Here you see the bones of the Florence, which is one of the patterns that came with the subscription to February’s Seamwork Issue. I ordered all the materials to make the bralette (sort of a lightweight bra) and for the Geneva, which is the companion underwear pattern. Here, you can see that I did not need two full yards of lace. This makes me rather grumpy.
Also, the total yardage for both patterns called for 1.25 yards of stretch satin. But here, with some creative laying out, I can get four pairs of underwear and material for two bras. Had I known that, I would have ordered a bit more lace.
See how nicely this pattern piece fits into the bits of space for the underwear?
At that point, I had to leave, so this project went on hold.

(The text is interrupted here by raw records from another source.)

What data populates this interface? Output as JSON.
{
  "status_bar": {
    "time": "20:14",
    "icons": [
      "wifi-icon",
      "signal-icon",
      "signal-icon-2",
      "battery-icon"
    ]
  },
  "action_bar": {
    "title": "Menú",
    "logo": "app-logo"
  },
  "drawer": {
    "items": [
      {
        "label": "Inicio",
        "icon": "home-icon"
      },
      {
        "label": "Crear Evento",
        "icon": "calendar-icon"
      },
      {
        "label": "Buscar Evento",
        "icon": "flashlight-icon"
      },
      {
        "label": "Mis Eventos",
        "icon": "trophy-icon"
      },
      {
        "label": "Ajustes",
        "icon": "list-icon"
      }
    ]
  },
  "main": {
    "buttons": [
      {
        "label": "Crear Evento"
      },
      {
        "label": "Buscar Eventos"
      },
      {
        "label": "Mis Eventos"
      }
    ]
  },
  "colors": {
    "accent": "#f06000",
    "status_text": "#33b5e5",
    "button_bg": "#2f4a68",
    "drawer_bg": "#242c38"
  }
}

Before we get to the camisole, Julie and I went to Fabric Depot to purchase material for said camisole. We always enjoy looking at the sample garments and this one was a winner. The peplum shirt version was on display and, aside from the ruffles around the neckline which both of us wouldn’t bother to add in the first place, we loved this! I forgot my camera, so this is a blurry cell phone photo.
Also, before Julie and I went to Fabric Depot (this is a poorly arranged post) I cleaned the house. After vacuuming my doormat, I needed to mop the floor, so I set the doormat on my bed. Sentinel decided it was a good place to sit.

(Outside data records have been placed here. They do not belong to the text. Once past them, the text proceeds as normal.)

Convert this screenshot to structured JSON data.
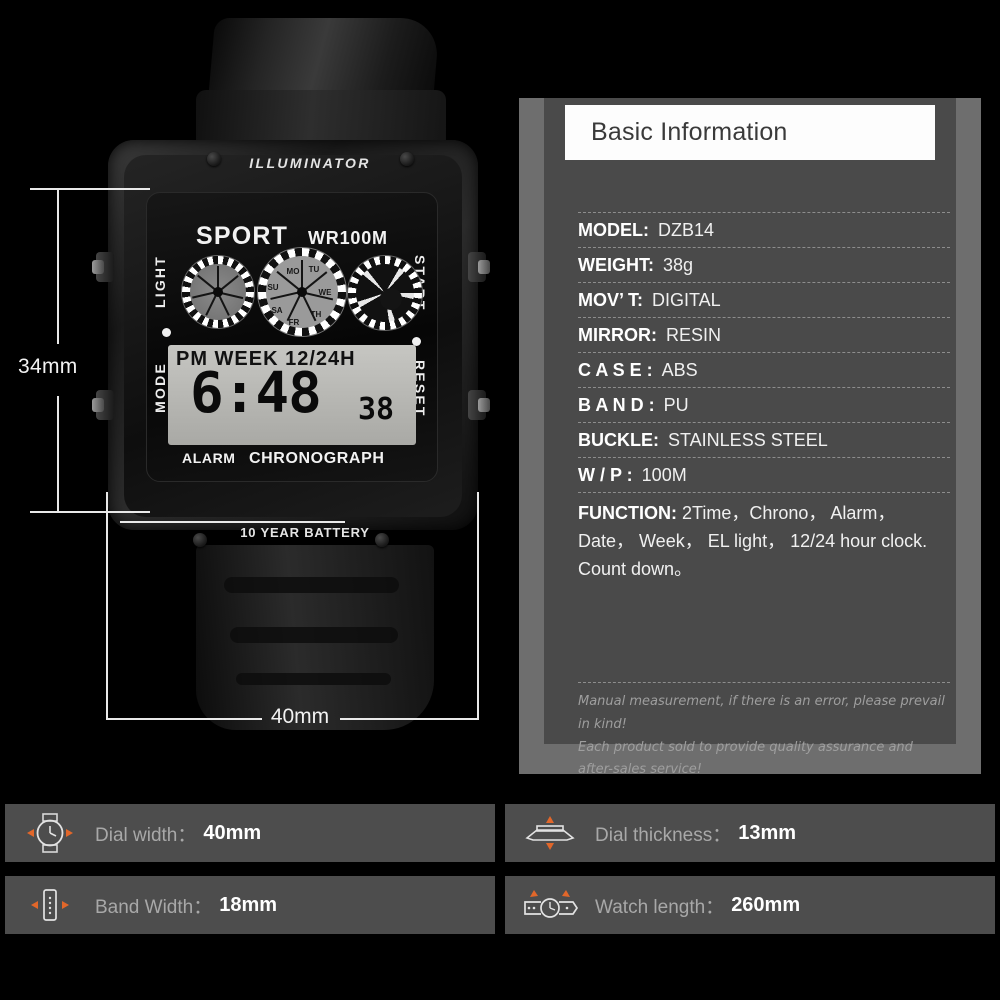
{
  "product_photo": {
    "dimensions": {
      "height_label": "34mm",
      "width_label": "40mm"
    },
    "watch": {
      "bezel_top_text": "ILLUMINATOR",
      "bezel_bottom_text": "10 YEAR BATTERY",
      "dial_brand": "SPORT",
      "dial_water_resist": "WR100M",
      "dial_alarm": "ALARM",
      "dial_chronograph": "CHRONOGRAPH",
      "button_light": "LIGHT",
      "button_mode": "MODE",
      "button_start": "START",
      "button_reset": "RESET",
      "lcd_top": "PM WEEK 12/24H",
      "lcd_time": "6:48",
      "lcd_seconds": "38",
      "weekdays": [
        "MO",
        "TU",
        "WE",
        "TH",
        "FR",
        "SA",
        "SU"
      ]
    }
  },
  "info_panel": {
    "title": "Basic Information",
    "specs": [
      {
        "key": "MODEL:",
        "value": "DZB14"
      },
      {
        "key": "WEIGHT:",
        "value": "38g"
      },
      {
        "key": "MOV’ T:",
        "value": "DIGITAL"
      },
      {
        "key": "MIRROR:",
        "value": "RESIN"
      },
      {
        "key": "C A S E :",
        "value": "ABS"
      },
      {
        "key": "B A N D :",
        "value": "PU"
      },
      {
        "key": "BUCKLE:",
        "value": "STAINLESS STEEL"
      },
      {
        "key": "W / P :",
        "value": "100M"
      }
    ],
    "function": {
      "key": "FUNCTION:",
      "line1": "2Time，Chrono， Alarm，",
      "line2": "Date， Week， EL light， 12/24 hour clock.",
      "line3": "Count down。"
    },
    "disclaimer": {
      "line1": "Manual measurement, if there is an error, please prevail in kind!",
      "line2": "Each product sold to provide quality assurance and after-sales service!"
    }
  },
  "spec_cards": [
    {
      "icon": "watch-face-icon",
      "label": "Dial width：",
      "value": "40mm"
    },
    {
      "icon": "watch-thickness-icon",
      "label": "Dial thickness：",
      "value": "13mm"
    },
    {
      "icon": "watch-band-icon",
      "label": "Band Width：",
      "value": "18mm"
    },
    {
      "icon": "watch-length-icon",
      "label": "Watch length：",
      "value": "260mm"
    }
  ],
  "colors": {
    "background": "#000000",
    "panel_frame": "#6e6e6e",
    "panel_inner": "#4a4a4a",
    "card_bg": "#4d4d4d",
    "accent_orange": "#e2672a",
    "title_bar": "#fdfdfd"
  }
}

The Savannah camisole is one of two patterns available to subscribers of Seamwork magazine’s January issue. The other one was a pair of leggings with a cute tulip detail. I just made leggings, so I’m skipping that pattern now. I do need tops/shirts/etc so I’m making the camisole. This will be my first project sewing on the bias.
Here, I’ve taped and cut the pattern.
See that diagonal grain-line? Usually it would be parallel to the center fold. That’s how you know this is a bias cut. I also learned that one should cut fronts and backs of bias cut garments so the bias runs in opposite direction. This keeps the garment from twisting around the body.
Sentinel came to help with the cutting. The other thing I learned with this project was that one should cut out pieces on a single layer.
This project was advertised as taking two hours and I’m nearly at that mark. I’m also nearly done. I just need to attach the stretch lace and the straps. I did not finish this project because I’d never used stretch lace before, so I did some online research before we went to the fabric store. This was both good and bad. Good because I knew how much stretch lace cost online. Bad because the stretch lace at Fabric Depot was four times the price of the lace online. I needed two yards, which would have cost $12.00 or more at the store. So I came home and ordered five yards from a seller on Etsy (who lives in Boise, Idaho) for $6.00 including shipping.
I’m really liking this fabric and pattern so far. I look forward to finishing this project.
Julie came over for a day of sewing and she helped me lay out the material. So it was speedy, taking us only 10 minutes. She also got to see first-hand how lazy a sewist I am. “Aren’t you going to line up that grainline?” she asked at one point. I shrugged and she adjusted it.
Here we are 90 minutes in and it’s looking like a robe. The material is this great fabric I got from Rose City Textiles in their bargain room.
This was also the point in which the directions and I became estranged. The way I was reading the instructions for the cuff ended up not making much sense, so I finally just added the cuff the way I thought it would work.
And done! I really like it! It’s very soft and cozy and is the perfect length for a robe.
And here is the final tally. Although you have to add the hour I spent taping the pattern. But I still consider four hours “an afternoon.” Color me happy, Seamwork. I also added snaps to the front to keep it closed. Worked great.
I’ve subscribed to Seamwork, a digital sewing magazine. The magazine is free, and if you subscribe ($6.00 per month) you receive two patterns each month. Each pattern is designed so it can be completed “in an afternoon”. I aim to make the Oslo Cardigan, although I’m going to use it as a robe. Let’s see if indeed this pattern can be completed in a timely fashion.
Below, Sentinel observes the detritus from too many projects.
The pattern comes in two forms. A digital file that can be printed at a copy shop, or a file that can be taped together. I didn’t make it to the copy shop, so taping and cutting I am. I did this the night before I set to sewing, and forgot to start the timer, but I think the taping and cutting took about an hour.